While the test is easy to state, it can be complex to apply, as the cases discussed below demonstrate.

Timing Is All

Two cases with ostensibly similar facts, The Evia (No.2) and The Lucille, demonstrate the importance of timing when assessing whether or not a safe port warranty has been breached.

Both cases concerned vessels that were ordered to Basrah, Iraq. In the case of The Evia, the relevant orders were given in mid- March 1980, under a charterparty concluded in November 1979.

In the case of The Lucille, the relevant orders were given in September 1980, under a charterparty concluded in July 1980. Both vessels became trapped in the Shatt-al-Arab following the outbreak of war between Iran and Iraq.

Despite the apparent similarities of the two cases, they gave rise to different results on the question of whether or not the safe port warranties in the charterparties had been breached. The charterers in The Evia were found (ultimately by the House of Lords) not to have breached the safe port warranty in that case and thus not to be liable to the owners of the vessel. Conversely, the charterers of The Lucille were found liable to the vessel’s owners.

The difference between the two cases was one of timing. As the House of Lords made clear in The Evia (No.2), the obligation on charterers under a safe port warranty is prospective in nature; the promise made as to the safety of the port has to be fulfilled at the time the order to proceed to a particular port is given. It is not an absolute or continuing promise (although there is potentially a secondary obligation in circumstances where a port becomes unsafe after the order is given).

The order for The Evia to go to Basrah was given around six months before the outbreak of full-scale war between Iran and Iraq, on 22 September 1980. The outbreak of the war was, in that context, an abnormal occurrence and accordingly there was no breach of the safe port warranty. In The Lucille, by contrast, the order was given on 20 September 1980, just two days before the outbreak of war and the closure of the Shatt-al-Arab. In that context, the outbreak of the war was not an abnormal occurrence and so the charterers were in breach of the warranty.
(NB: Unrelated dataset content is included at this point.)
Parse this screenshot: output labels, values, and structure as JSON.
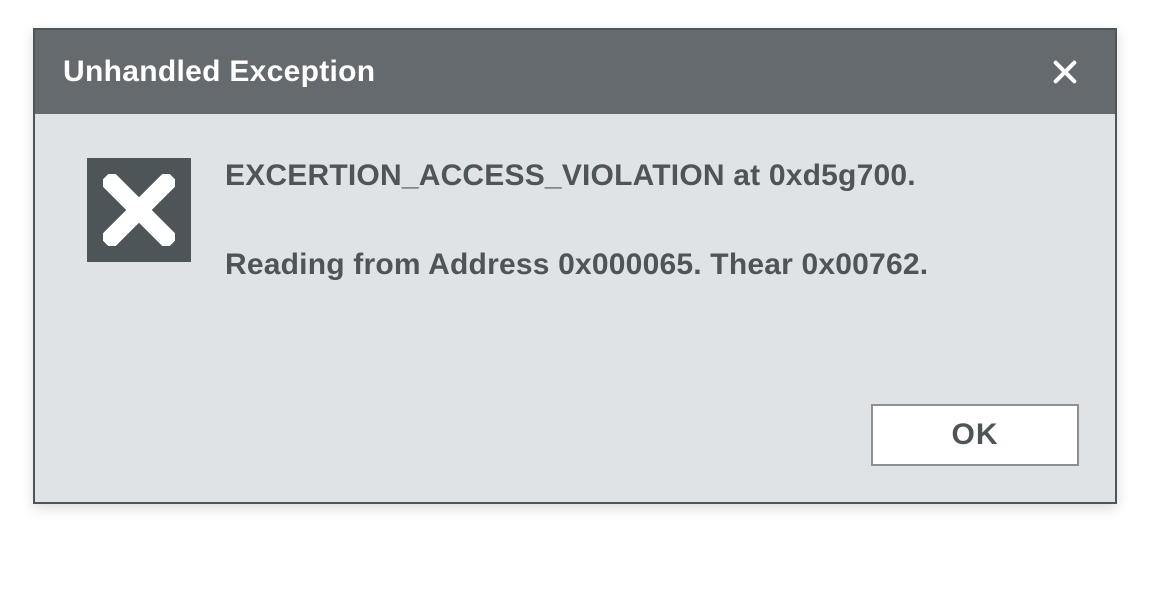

It follows from the above that owners and charterers considering their position in relation to orders for a vessel to proceed to a port affected by the current hostilities in the Middle East will need to look not just at the factual situation at the port in question (or in the approaches to and from that port), but also at the timing of the relevant orders.

Port v. Berth

Time charters commonly contain warranties as to the safety of the ports to which a vessel will be ordered. In voyage charters, however, it is often the case that the warranty of safety is given in respect of the berth(s) to be used by the vessel, not the port itself. The rationale for this is that, where a voyage charter expressly names the loading or discharge ports, the owners can satisfy themselves as to the safety of those ports ahead of time.
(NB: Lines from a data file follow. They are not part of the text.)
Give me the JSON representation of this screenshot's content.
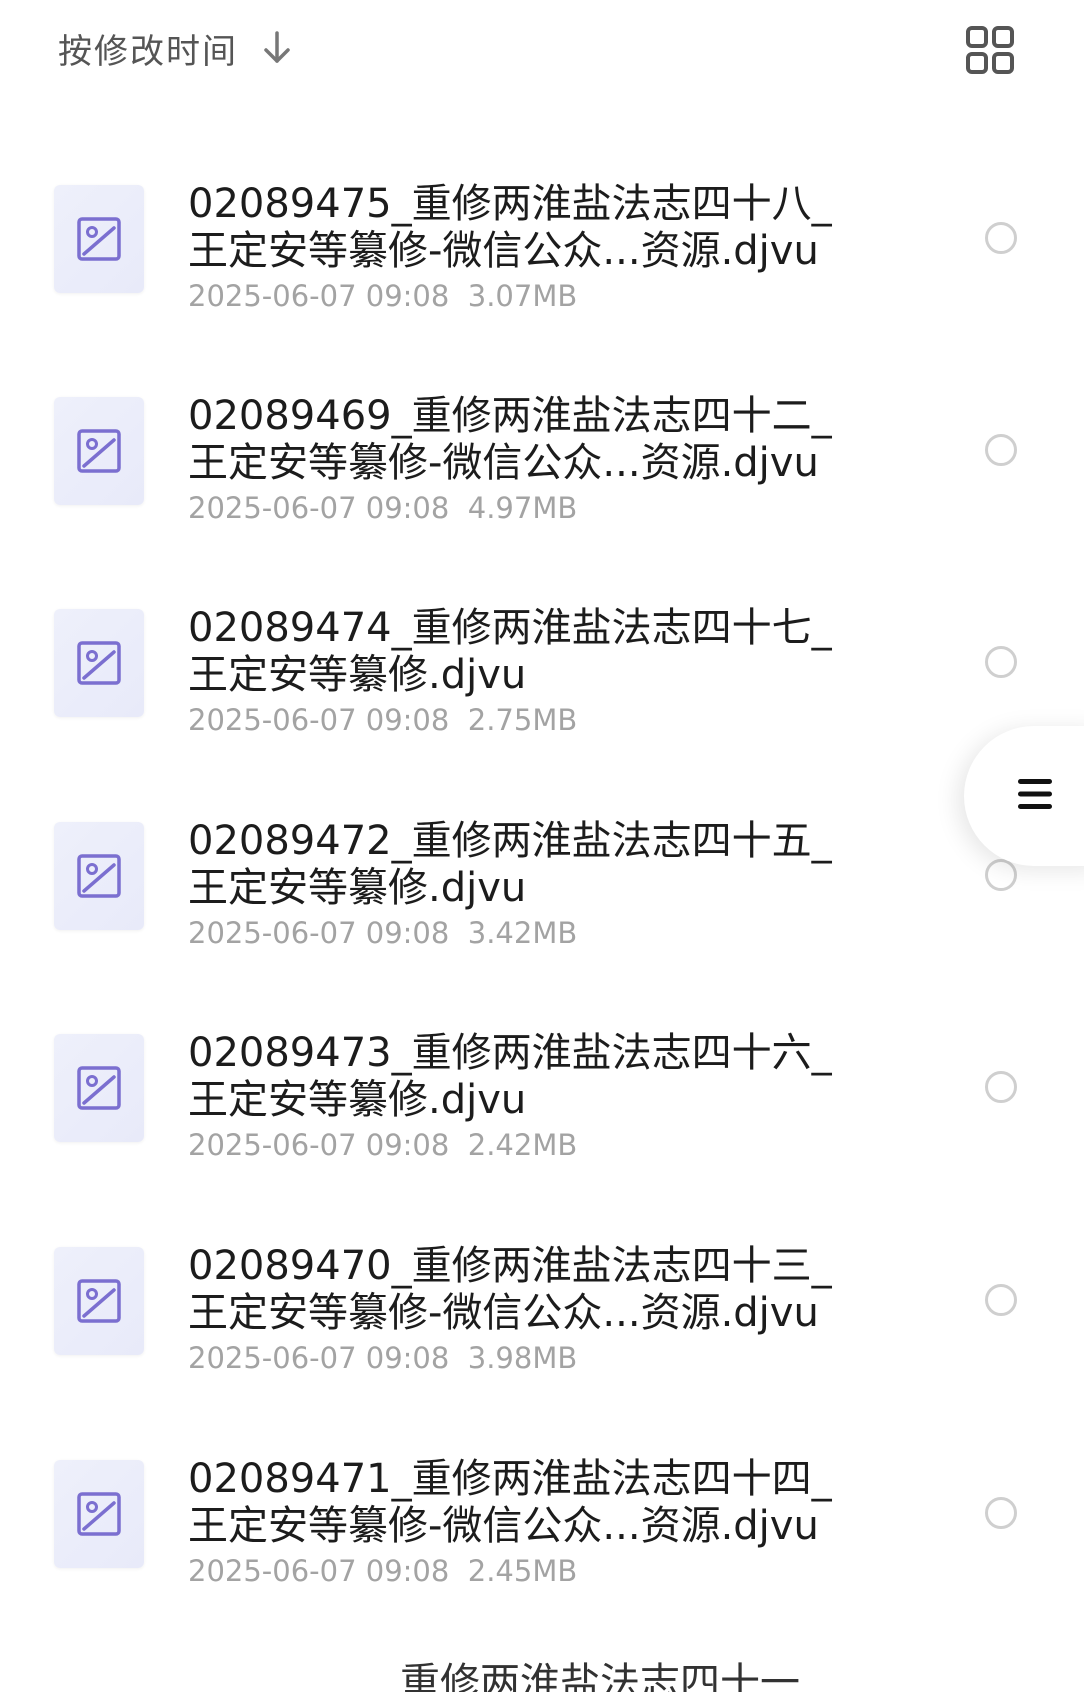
{
  "header": {
    "sort_label": "按修改时间",
    "sort_direction_icon": "arrow-down-icon",
    "view_toggle_icon": "grid-view-icon"
  },
  "files": [
    {
      "name": "02089475_重修两淮盐法志四十八_王定安等纂修-微信公众...资源.djvu",
      "date": "2025-06-07 09:08",
      "size": "3.07MB"
    },
    {
      "name": "02089469_重修两淮盐法志四十二_王定安等纂修-微信公众...资源.djvu",
      "date": "2025-06-07 09:08",
      "size": "4.97MB"
    },
    {
      "name": "02089474_重修两淮盐法志四十七_王定安等纂修.djvu",
      "date": "2025-06-07 09:08",
      "size": "2.75MB"
    },
    {
      "name": "02089472_重修两淮盐法志四十五_王定安等纂修.djvu",
      "date": "2025-06-07 09:08",
      "size": "3.42MB"
    },
    {
      "name": "02089473_重修两淮盐法志四十六_王定安等纂修.djvu",
      "date": "2025-06-07 09:08",
      "size": "2.42MB"
    },
    {
      "name": "02089470_重修两淮盐法志四十三_王定安等纂修-微信公众...资源.djvu",
      "date": "2025-06-07 09:08",
      "size": "3.98MB"
    },
    {
      "name": "02089471_重修两淮盐法志四十四_王定安等纂修-微信公众...资源.djvu",
      "date": "2025-06-07 09:08",
      "size": "2.45MB"
    }
  ],
  "partial_next": {
    "name": "重修两淮盐法志四十一"
  },
  "side_menu": {
    "icon": "menu-icon"
  },
  "colors": {
    "thumb_icon": "#7b6fd0",
    "text_primary": "#1c1c1c",
    "text_secondary": "#a3a3a3"
  }
}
This distinction was of critical importance in The A.J.P. Priti. The vessel in that case was chartered, on the Gencon form, to carry a cargo of bagged urea from Dammam to a selection of three named Iranian ports.
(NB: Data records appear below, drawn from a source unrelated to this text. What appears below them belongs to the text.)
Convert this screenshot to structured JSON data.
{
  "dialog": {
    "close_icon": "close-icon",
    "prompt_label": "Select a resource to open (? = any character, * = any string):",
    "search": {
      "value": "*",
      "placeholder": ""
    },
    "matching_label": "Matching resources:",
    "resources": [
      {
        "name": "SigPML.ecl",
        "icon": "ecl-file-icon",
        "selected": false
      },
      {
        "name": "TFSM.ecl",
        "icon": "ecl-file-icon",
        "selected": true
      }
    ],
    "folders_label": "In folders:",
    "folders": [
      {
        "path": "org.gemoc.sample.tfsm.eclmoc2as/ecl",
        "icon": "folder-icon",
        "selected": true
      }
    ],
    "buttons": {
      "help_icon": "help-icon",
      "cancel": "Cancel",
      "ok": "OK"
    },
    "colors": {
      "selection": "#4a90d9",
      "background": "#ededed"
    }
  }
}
This was in 1983, during the Iran-Iraq war. In the event, the vessel was ordered to discharge at Bandar Khomeini. While sailing northward in convoy, towards Bandar Khomeini, the vessel was struck by an Iraqi missile and severely damaged.

The warranty given in the charterparty referred only to the safety of the berths the vessel was to use, and not to the safety of the ports. The Court of Appeal rejected any implication of a safe port warranty. A safe berth warranty, without more, is only a warranty that the berth(s) to which the vessel is ordered will be free from risks not affecting the port as a whole (or all the berths in it).

It follows from this that the warranty does not extend to the approach to the port.

A contrast can be struck between The A.J.P. Priti, on the one hand, and the case of The Chemical Venture, on the other. The Chemical Venture also concerned a vessel struck by a missile while approaching a port – in that case by an Iranian missile while approaching the port of Mina Al Ahmadi, in Kuwait. The charterers in that case were found liable, because the warranty they had given was a safe port warranty, not just a safe berth warranty. It followed that the warranty extended to the approach to the port, which required passing through a relatively narrow channel, in which three other vessels had been attacked in the preceding 11 days.

The relevance of these cases is clear, particularly where owners are considering whether they are obliged to comply with orders requiring them to navigate areas (most obviously the Strait of Hormuz, but potentially others) of potential danger on the way to a particular port. The distance from the danger to the vessel and the port in question is also relevant in this context. It should be said, however, that owners may find the war risks clauses of their charterparty assist them, even where the safe port/berth warranties do not. We discussed such provisions in our article on war risk clauses.

The Degree of Risk

As the definition in The Eastern City makes clear, unsafety arising from an abnormal occurrence does not constitute a breach of the warranty of safety. A case that sheds light on what may be regarded as “abnormal” in this context is The Saga Cob.

The Saga Cob was time chartered and, in that context, ordered to load a cargo in Assab for carriage to Massawa. At the time, in 1988, both those ports were in Ethiopia (although they are now in Eritrea). While at anchor off Massawa, the vessel was attacked by guerillas from the Eritrean People’s Liberation Front, wounding the master and causing significant damage to the vessel.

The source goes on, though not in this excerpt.